Massiver Ausbau alternativer Anlagen
Bereits seit dem Jahr 2009 steht den Vorsorgeeinrichtungen die Kategorie alternative Anlagen zur Verfügung, die mit einer Maximalquote von 15 Prozent dotiert ist. Sie erlaubt unter anderem Investments in Hedgefonds, Private Equity, Rohstoffe, Insurance Linked Bonds und Private Debt. Seit Oktober 2020 ist es Pensionskassen überdies erlaubt, bis zu 10 Prozent ihrer Gelder in Infrastrukturprojekte zu investieren. Dazu gehören zum Beispiel Anlagen in Autobahnen, Brücken, Containerhäfen, Eisenbahnwagen, Energieleitsysteme, Flughäfen, Krankenhäuser, Schulen oder die Wasserversorgung. In diesem Jahr ist mit Private Debt und Private Equity nochmals eine neue Kategorie zu den alternativen Anlagen gestossen. In diese Kategorie dürfen Pensionskassen bis zu 5 Prozent ihrer Gelder investieren. Der Bundesrat hat diese im Grunde längst existierende Anlagekategorie «zur Erreichung des langfristigen Vorsorgeziels» abgesegnet.
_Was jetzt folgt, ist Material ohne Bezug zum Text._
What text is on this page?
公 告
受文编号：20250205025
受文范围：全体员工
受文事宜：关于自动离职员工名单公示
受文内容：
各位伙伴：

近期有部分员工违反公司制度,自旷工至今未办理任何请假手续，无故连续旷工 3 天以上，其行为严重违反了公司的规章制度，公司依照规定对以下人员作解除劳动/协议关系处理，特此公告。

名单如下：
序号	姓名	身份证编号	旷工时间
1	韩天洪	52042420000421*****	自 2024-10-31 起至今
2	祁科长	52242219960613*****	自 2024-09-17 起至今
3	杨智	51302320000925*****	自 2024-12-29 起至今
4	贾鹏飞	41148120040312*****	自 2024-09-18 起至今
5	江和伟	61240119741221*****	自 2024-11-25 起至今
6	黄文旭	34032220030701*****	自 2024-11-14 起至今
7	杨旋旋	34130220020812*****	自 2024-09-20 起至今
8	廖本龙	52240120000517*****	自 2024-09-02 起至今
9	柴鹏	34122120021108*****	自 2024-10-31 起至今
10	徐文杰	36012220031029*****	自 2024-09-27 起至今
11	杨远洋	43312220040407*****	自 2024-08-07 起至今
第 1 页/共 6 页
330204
Die Vorsorgeeinrichtungen sollen damit leichter in innovative und zukunftsträchtige Technologien mit Schwergewicht in der Schweiz investieren und so auch höhere Erträge erzielen können.
«Auch der Bundesrat ist diesem Trugschluss verfallen.»
Die Risiken werden unterschätzt
Die kumulative Maximalquote in alternativen Anlagen beträgt folglich 30 Prozent, und es ist nicht erstaunlich, dass es einen klaren Trend in der Branche gibt, diese von einem bisher tiefen Niveau weiter zulasten von unattraktiven Obligationen auszubauen. Unterstützt werden die Protagonisten von Expertinnen und Consultants, die ihrerseits Interesse an lukrativer Beratung und an einer aufwendigen Suche nach erfolgversprechenden Spezialisten haben. So proklamierten in der NZZ im Januar 2022 die Vertreterinnen und Vertreter des Beratungsunternehmens Mercer, Tobias Wolf und Philipp Weber, dass «Pensionskassen die Diversifikation bei ihren Vermögensanlagen überdenken» sollten. Viele seien immer noch zu stark in Schweizer Obligationen investiert. Eine signifikante Beimischung von Privatmarktanlagen, die eine geringe Korrelation zu den traditionellen Märkten aufweisen würden, könne das Risikorenditepotenzial der Pensionskassen deutlich verbessern. Das ist ein Trugschluss, dem offensichtlich nicht nur der Bundesrat verfallen ist.
Bei privaten und illiquiden Anlagen gibt es nur buchhalterisch ermittelte Inventarwerte, die von den Anbietern selbst einer periodischen Anpassung unterzogen werden. Eine ganze Branche von Pseudoprofis geht nun hin und misst Volatilitäten und Korrelationen von Anlagen, für die es naturgemäss keine börsengehandelten Kurse gibt. Das ist Mumpitz, denn das wahre Risiko solcher Anlagen liegt natürlich nicht in der Volatilität von künstlich geglätteten Preisen, sondern vielmehr in der Illiquidität und Intransparenz. Spätestens wenn es an den Märkten kracht und viele Investorinnen und Investoren zum Ausgang rennen, sind viele illiquide Anlagen nicht mehr veräusserbar.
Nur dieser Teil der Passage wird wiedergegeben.